A fracture results from the evolution of this dilation band. This evolution was difficult to constrain experimentally and remained not understood. On the other hand, according to the dominant paradigm (LEFM), the fracture (rupture) of rock follows directly the elastic deformation. It is supposed to occur within a very small zone (within a « point ») at the tip of the preexistent flaw leaving no possibility for the formation of a band of damaged (inelastic deformed) material. The uncertainty caused by the contradiction between the classical ideas and the experiential results had to be removed by proposing a physical explanation of these results.

It took years of experimental studies, theoretical developments, and numerical simulations to develop a new approach to the mechanism of jointing. In its last paper, Alexandre Chemenda presents experimental results showing that fracturing of very brittle geomaterials is preceded and accompanied by a non-negligible inelastic deformation that should be taken into account in the theoretical models of jointing. It was found, that this deformation is necessary for structuring/formation of the regular networks of joints.

A new constitutive model has been formulated that describes both shear and tensile failure (damage) mechanisms coupled by simultaneous evolution of both shear and tensile, σ_t, strengths with deformation. The numerical models run within this constitutive framework correspond to three sedimentary layers deformed under horizontal extension and constant lithostatic pressure (or depth), Fig. 3 (as in the experimental models in Fig. 2).

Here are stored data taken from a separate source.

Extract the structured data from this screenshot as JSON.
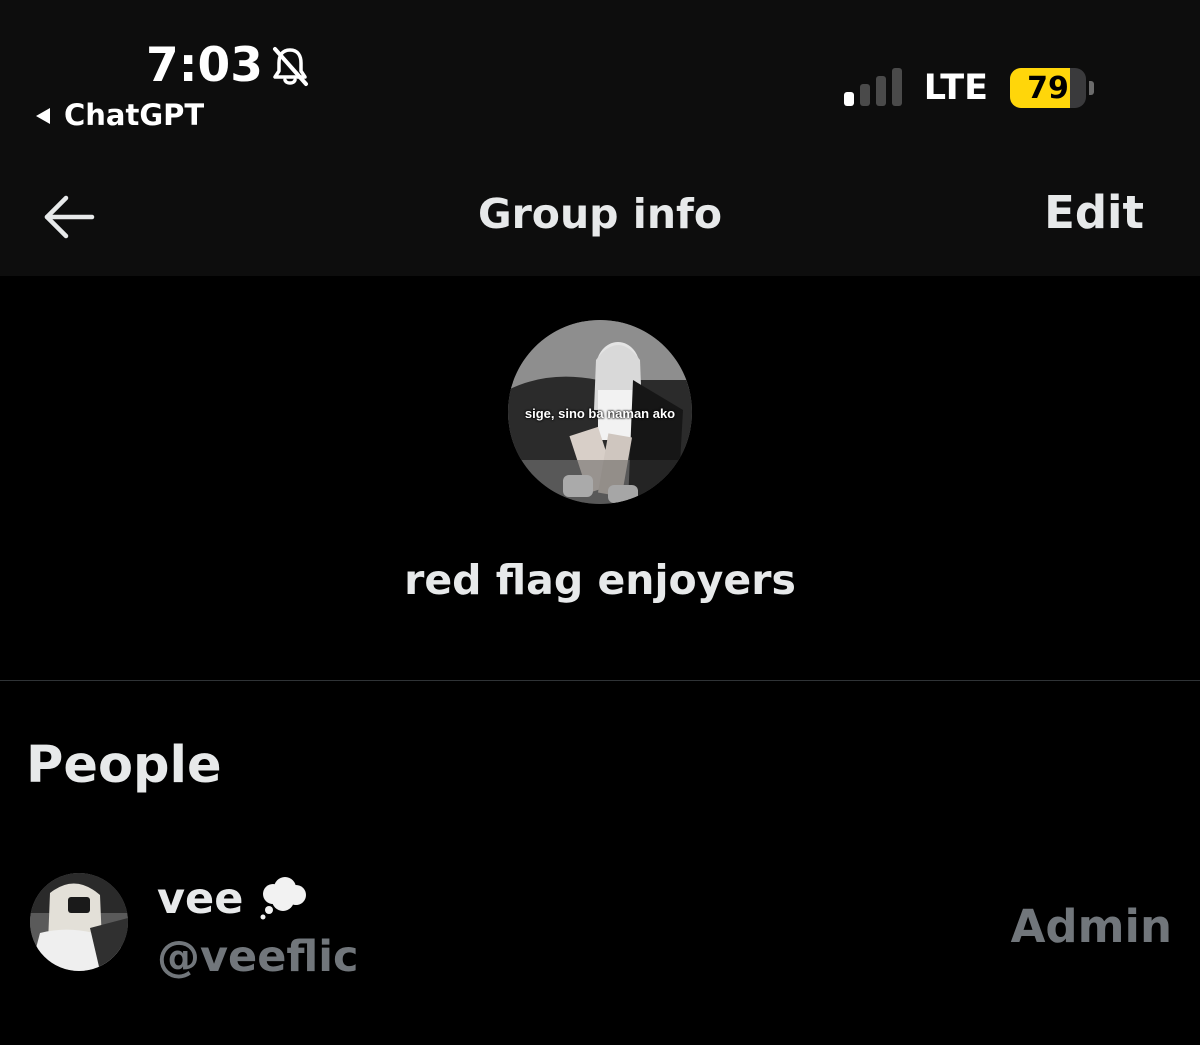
{
  "status_bar": {
    "time": "7:03",
    "back_app": "ChatGPT",
    "network": "LTE",
    "battery_percent": "79",
    "battery_level": 0.79,
    "signal_bars_active": 1,
    "icons": [
      "bell-slash-icon",
      "back-triangle-icon",
      "signal-icon",
      "battery-icon"
    ]
  },
  "nav": {
    "title": "Group info",
    "edit_label": "Edit",
    "back_icon": "arrow-left-icon"
  },
  "group": {
    "name": "red flag enjoyers",
    "avatar_caption": "sige, sino ba naman ako"
  },
  "people": {
    "section_title": "People",
    "members": [
      {
        "name": "vee",
        "emoji_icon": "thought-balloon-icon",
        "handle": "@veeflic",
        "role": "Admin"
      }
    ]
  },
  "colors": {
    "background": "#000000",
    "header_bg": "#0d0d0d",
    "primary_text": "#e7e9ea",
    "secondary_text": "#71767b",
    "divider": "#2f3336",
    "battery_accent": "#ffd60a"
  }
}
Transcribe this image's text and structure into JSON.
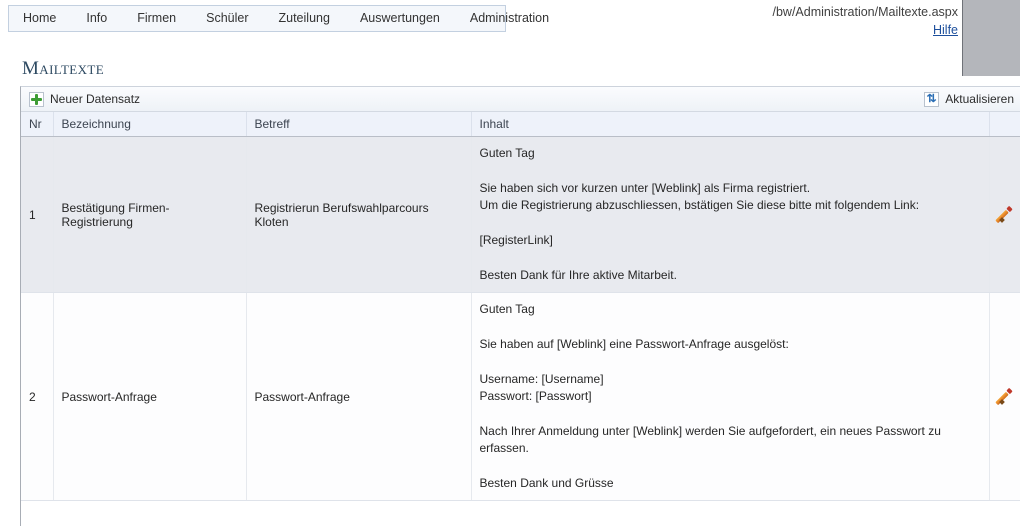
{
  "nav": {
    "items": [
      {
        "label": "Home",
        "name": "nav-item-home"
      },
      {
        "label": "Info",
        "name": "nav-item-info"
      },
      {
        "label": "Firmen",
        "name": "nav-item-firmen"
      },
      {
        "label": "Schüler",
        "name": "nav-item-schueler"
      },
      {
        "label": "Zuteilung",
        "name": "nav-item-zuteilung"
      },
      {
        "label": "Auswertungen",
        "name": "nav-item-auswertungen"
      },
      {
        "label": "Administration",
        "name": "nav-item-administration"
      }
    ]
  },
  "header": {
    "path": "/bw/Administration/Mailtexte.aspx",
    "help_label": "Hilfe"
  },
  "page": {
    "title": "Mailtexte"
  },
  "toolbar": {
    "new_record_label": "Neuer Datensatz",
    "new_record_icon": "plus-icon",
    "refresh_label": "Aktualisieren",
    "refresh_icon": "refresh-icon"
  },
  "grid": {
    "columns": [
      "Nr",
      "Bezeichnung",
      "Betreff",
      "Inhalt",
      ""
    ],
    "edit_icon": "pencil-icon",
    "rows": [
      {
        "nr": "1",
        "bezeichnung": "Bestätigung Firmen-Registrierung",
        "betreff": "Registrierun Berufswahlparcours Kloten",
        "inhalt": "Guten Tag\n\nSie haben sich vor kurzen unter [Weblink] als Firma registriert.\nUm die Registrierung abzuschliessen, bstätigen Sie diese bitte mit folgendem Link:\n\n[RegisterLink]\n\nBesten Dank für Ihre aktive Mitarbeit."
      },
      {
        "nr": "2",
        "bezeichnung": "Passwort-Anfrage",
        "betreff": "Passwort-Anfrage",
        "inhalt": "Guten Tag\n\nSie haben auf [Weblink] eine Passwort-Anfrage ausgelöst:\n\nUsername: [Username]\nPasswort: [Passwort]\n\nNach Ihrer Anmeldung unter [Weblink] werden Sie aufgefordert, ein neues Passwort zu erfassen.\n\nBesten Dank und Grüsse"
      }
    ]
  },
  "colors": {
    "nav_bg": "#f4f7fb",
    "nav_border": "#c3d0e0",
    "title": "#2e4a62",
    "link": "#1d4f9c",
    "row_alt_bg": "#e8eaef",
    "header_bg": "#eef2fa",
    "plus_green": "#3d9c35",
    "pencil_orange": "#e8862a",
    "right_block": "#b4b6bb"
  }
}
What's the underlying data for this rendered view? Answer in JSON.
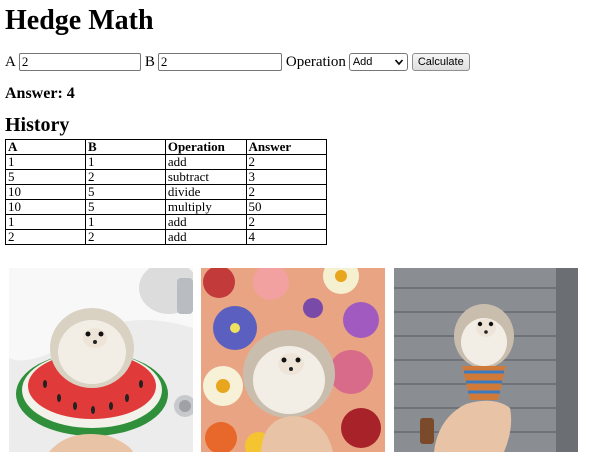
{
  "title": "Hedge Math",
  "form": {
    "a_label": "A",
    "a_value": "2",
    "b_label": "B",
    "b_value": "2",
    "operation_label": "Operation",
    "operation_selected": "Add",
    "calculate_label": "Calculate"
  },
  "answer_text": "Answer: 4",
  "history": {
    "heading": "History",
    "columns": [
      "A",
      "B",
      "Operation",
      "Answer"
    ],
    "rows": [
      [
        "1",
        "1",
        "add",
        "2"
      ],
      [
        "5",
        "2",
        "subtract",
        "3"
      ],
      [
        "10",
        "5",
        "divide",
        "2"
      ],
      [
        "10",
        "5",
        "multiply",
        "50"
      ],
      [
        "1",
        "1",
        "add",
        "2"
      ],
      [
        "2",
        "2",
        "add",
        "4"
      ]
    ]
  },
  "colors": {
    "watermelon_red": "#e03a3a",
    "watermelon_green": "#2f8f3a",
    "flower_background": "#e9a583",
    "siding_gray": "#8a8e93"
  }
}
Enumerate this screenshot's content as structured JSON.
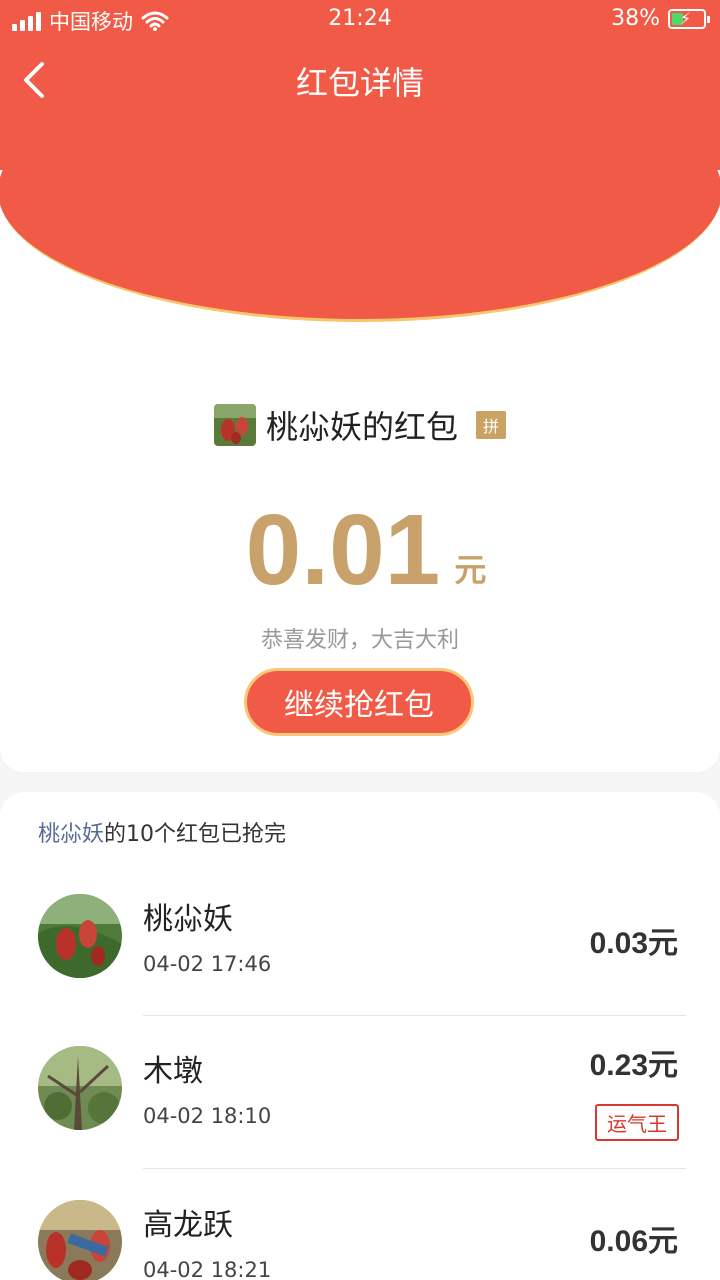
{
  "status_bar": {
    "carrier": "中国移动",
    "time": "21:24",
    "battery_percent": "38%",
    "battery_level": 0.38
  },
  "nav": {
    "title": "红包详情",
    "back_icon": "chevron-left-icon"
  },
  "packet": {
    "sender_name": "桃尛妖的红包",
    "badge": "拼",
    "amount": "0.01",
    "unit": "元",
    "greeting": "恭喜发财，大吉大利",
    "continue_label": "继续抢红包"
  },
  "summary": {
    "owner": "桃尛妖",
    "text": "的10个红包已抢完"
  },
  "records": [
    {
      "name": "桃尛妖",
      "time": "04-02 17:46",
      "amount": "0.03",
      "unit": "元",
      "badge": ""
    },
    {
      "name": "木墩",
      "time": "04-02 18:10",
      "amount": "0.23",
      "unit": "元",
      "badge": "运气王"
    },
    {
      "name": "高龙跃",
      "time": "04-02 18:21",
      "amount": "0.06",
      "unit": "元",
      "badge": ""
    }
  ],
  "colors": {
    "header_red": "#f15a46",
    "gold": "#c8a26a",
    "link_blue": "#576b95",
    "lucky_red": "#d63a2d"
  }
}
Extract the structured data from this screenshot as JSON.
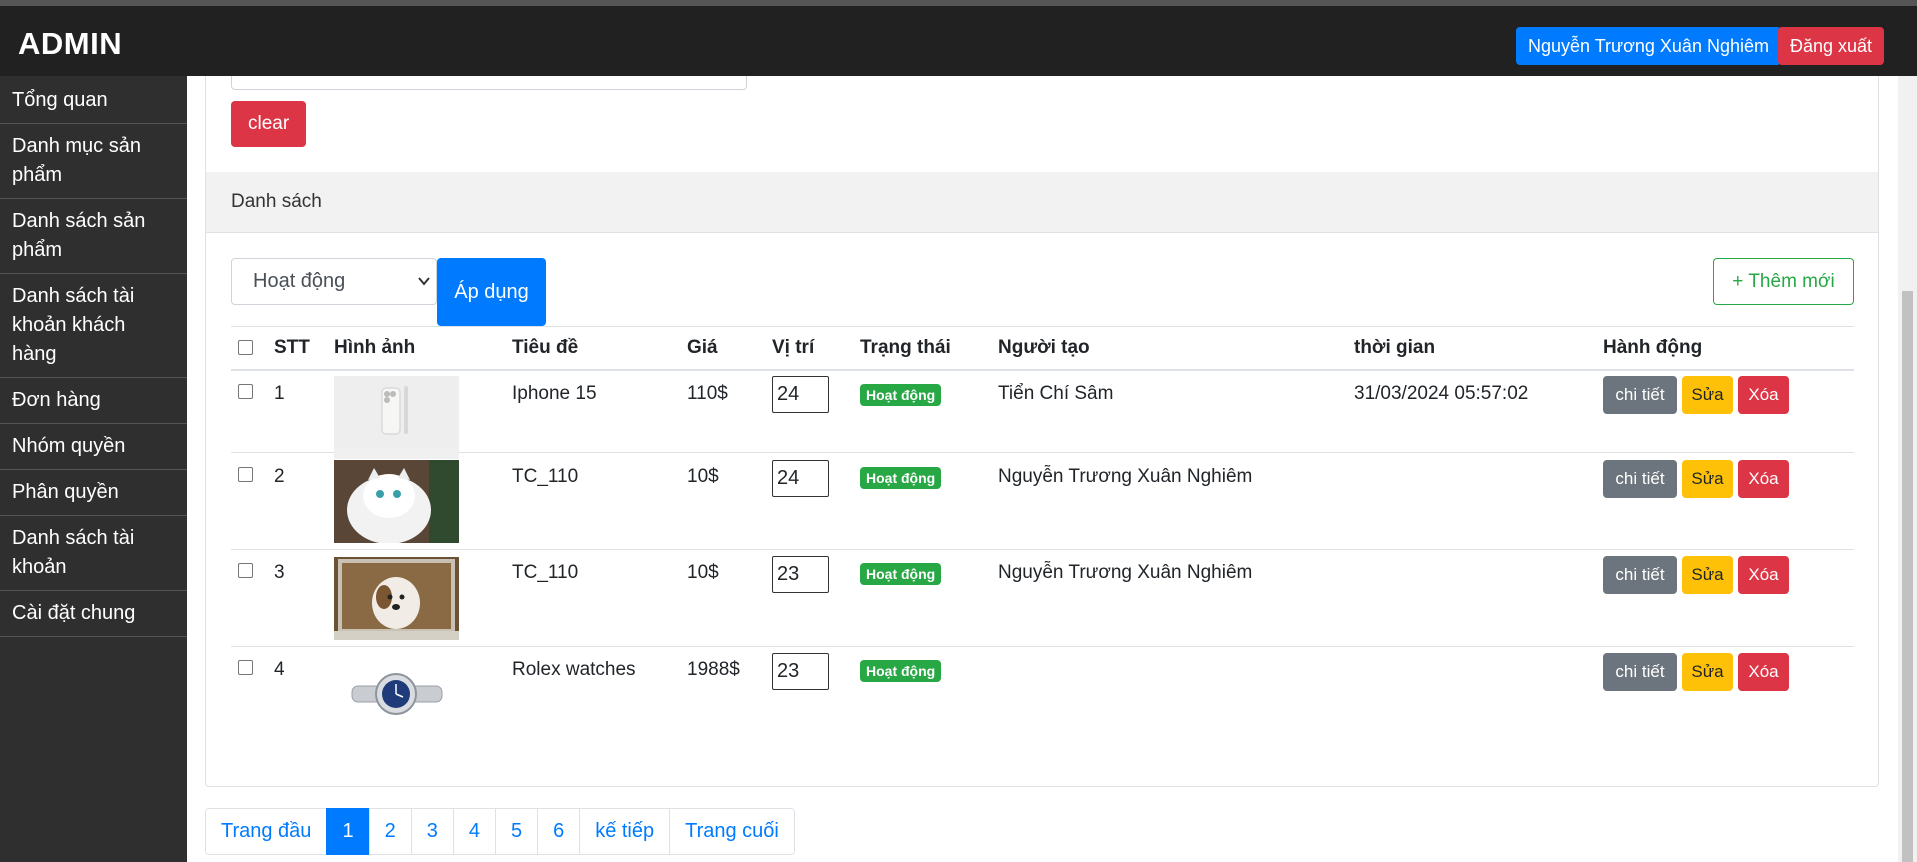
{
  "header": {
    "brand": "ADMIN",
    "user_name": "Nguyễn Trương Xuân Nghiêm",
    "logout_label": "Đăng xuất"
  },
  "sidebar": {
    "items": [
      {
        "label": "Tổng quan"
      },
      {
        "label": "Danh mục sản phẩm"
      },
      {
        "label": "Danh sách sản phẩm"
      },
      {
        "label": "Danh sách tài khoản khách hàng"
      },
      {
        "label": "Đơn hàng"
      },
      {
        "label": "Nhóm quyền"
      },
      {
        "label": "Phân quyền"
      },
      {
        "label": "Danh sách tài khoản"
      },
      {
        "label": "Cài đặt chung"
      }
    ]
  },
  "filters": {
    "clear_label": "clear",
    "section_title": "Danh sách",
    "status_selected": "Hoạt động",
    "apply_label": "Áp dụng",
    "add_label": "+ Thêm mới"
  },
  "table": {
    "headers": [
      "STT",
      "Hình ảnh",
      "Tiêu đề",
      "Giá",
      "Vị trí",
      "Trạng thái",
      "Người tạo",
      "thời gian",
      "Hành động"
    ],
    "rows": [
      {
        "stt": "1",
        "image": "iphone-image",
        "title": "Iphone 15",
        "price": "110$",
        "position": "24",
        "status": "Hoạt động",
        "creator": "Tiển Chí Sâm",
        "time": "31/03/2024 05:57:02"
      },
      {
        "stt": "2",
        "image": "white-cat-image",
        "title": "TC_110",
        "price": "10$",
        "position": "24",
        "status": "Hoạt động",
        "creator": "Nguyễn Trương Xuân Nghiêm",
        "time": ""
      },
      {
        "stt": "3",
        "image": "dog-window-image",
        "title": "TC_110",
        "price": "10$",
        "position": "23",
        "status": "Hoạt động",
        "creator": "Nguyễn Trương Xuân Nghiêm",
        "time": ""
      },
      {
        "stt": "4",
        "image": "rolex-watch-image",
        "title": "Rolex watches",
        "price": "1988$",
        "position": "23",
        "status": "Hoạt động",
        "creator": "",
        "time": ""
      }
    ],
    "actions": {
      "detail": "chi tiết",
      "edit": "Sửa",
      "delete": "Xóa"
    }
  },
  "pagination": {
    "first": "Trang đầu",
    "pages": [
      "1",
      "2",
      "3",
      "4",
      "5",
      "6"
    ],
    "current": "1",
    "next": "kế tiếp",
    "last": "Trang cuối"
  }
}
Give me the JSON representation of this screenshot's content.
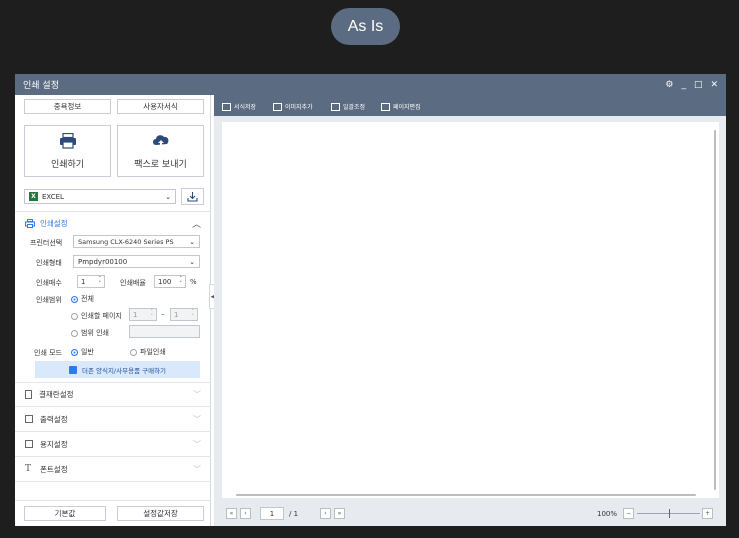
{
  "badge": "As Is",
  "window": {
    "title": "인쇄 설정",
    "controls": {
      "settings": "⚙",
      "minimize": "_",
      "maximize": "□",
      "close": "✕"
    }
  },
  "sidebar": {
    "top_buttons": [
      "중욕정보",
      "사용자서식"
    ],
    "print_button": "인쇄하기",
    "fax_button": "팩스로 보내기",
    "format": {
      "icon_letter": "X",
      "value": "EXCEL"
    },
    "print_settings": {
      "title": "인쇄설정",
      "printer_label": "프린터선택",
      "printer_value": "Samsung CLX-6240 Series PS",
      "form_label": "인쇄형태",
      "form_value": "Pmpdyr00100",
      "copies_label": "인쇄매수",
      "copies_value": "1",
      "scale_label": "인쇄배율",
      "scale_value": "100",
      "scale_unit": "%",
      "range_label": "인쇄범위",
      "range_all": "전체",
      "range_pages": "인쇄할 페이지",
      "page_from": "1",
      "page_dash": "–",
      "page_to": "1",
      "range_selection": "범위 인쇄",
      "mode_label": "인쇄 모드",
      "mode_normal": "일반",
      "mode_file": "파일인쇄",
      "purchase_button": "더존 양식지/사무용품 구매하기"
    },
    "sections": [
      {
        "label": "결재란설정",
        "icon": "document-icon"
      },
      {
        "label": "출력설정",
        "icon": "list-icon"
      },
      {
        "label": "용지설정",
        "icon": "paper-icon"
      },
      {
        "label": "폰트설정",
        "icon": "font-icon"
      }
    ],
    "bottom_buttons": [
      "기본값",
      "설정값저장"
    ]
  },
  "toolbar": {
    "items": [
      "서식저장",
      "이미지추가",
      "일괄조정",
      "페이지편집"
    ]
  },
  "footer": {
    "page_current": "1",
    "page_total": "/ 1",
    "zoom": "100%",
    "zoom_level": 0.5
  },
  "colors": {
    "titlebar": "#5b6b82",
    "accent": "#2e7be6",
    "badge": "#5b6b82",
    "excel": "#1f7a3f"
  }
}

Fracturing started with diffuse damage of the central layer, which then was localized within a dense network of pure dilation deformation bands emanating from the layer interfaces (Fig. 4a, 2nd column). Some bands have cut the entire layer, whereas others were abandoned at different stages of their evolution (Fig. 4, 2nd column). The damage leads to a progressive failure of the material within the bands resulting in a decrease of the tensile strength σ_t (Fig. 4, 1st column).

At stages a and b, the bands are already initiated (Fig. 4, 2nd column), but the reduction of σ_t is too small to be visible. Fractures are initiated within the bands when the material is completely broken and σ_t becomes zero. This strongly perturbs the stress field which evolves with the bands/fracture evolution (Fig. 4, 3rd column). Both the length and thickness of the bands are proportional to the material ductility which varies in the models. As indicated, the evolution of some bands stops at different stages and they never become fractures. Such bands belonging to the network of natural orthogonal joints in an outcrop of dolomicrite were discovered by J.-P. Petit. All fractures emanating from the horizontal interfaces of the layer do not completely cut through it (Fig. 4e). This also is the case in the experimental models (Fig. 2) and in the natural examples.

            The presented work (based on the experimental, geological, theoretical, and numerical studies) and the approach developed for addressing the formation of joints enable practical applications by modeling the fracturing of complex 3-D structures in geological reservoirs.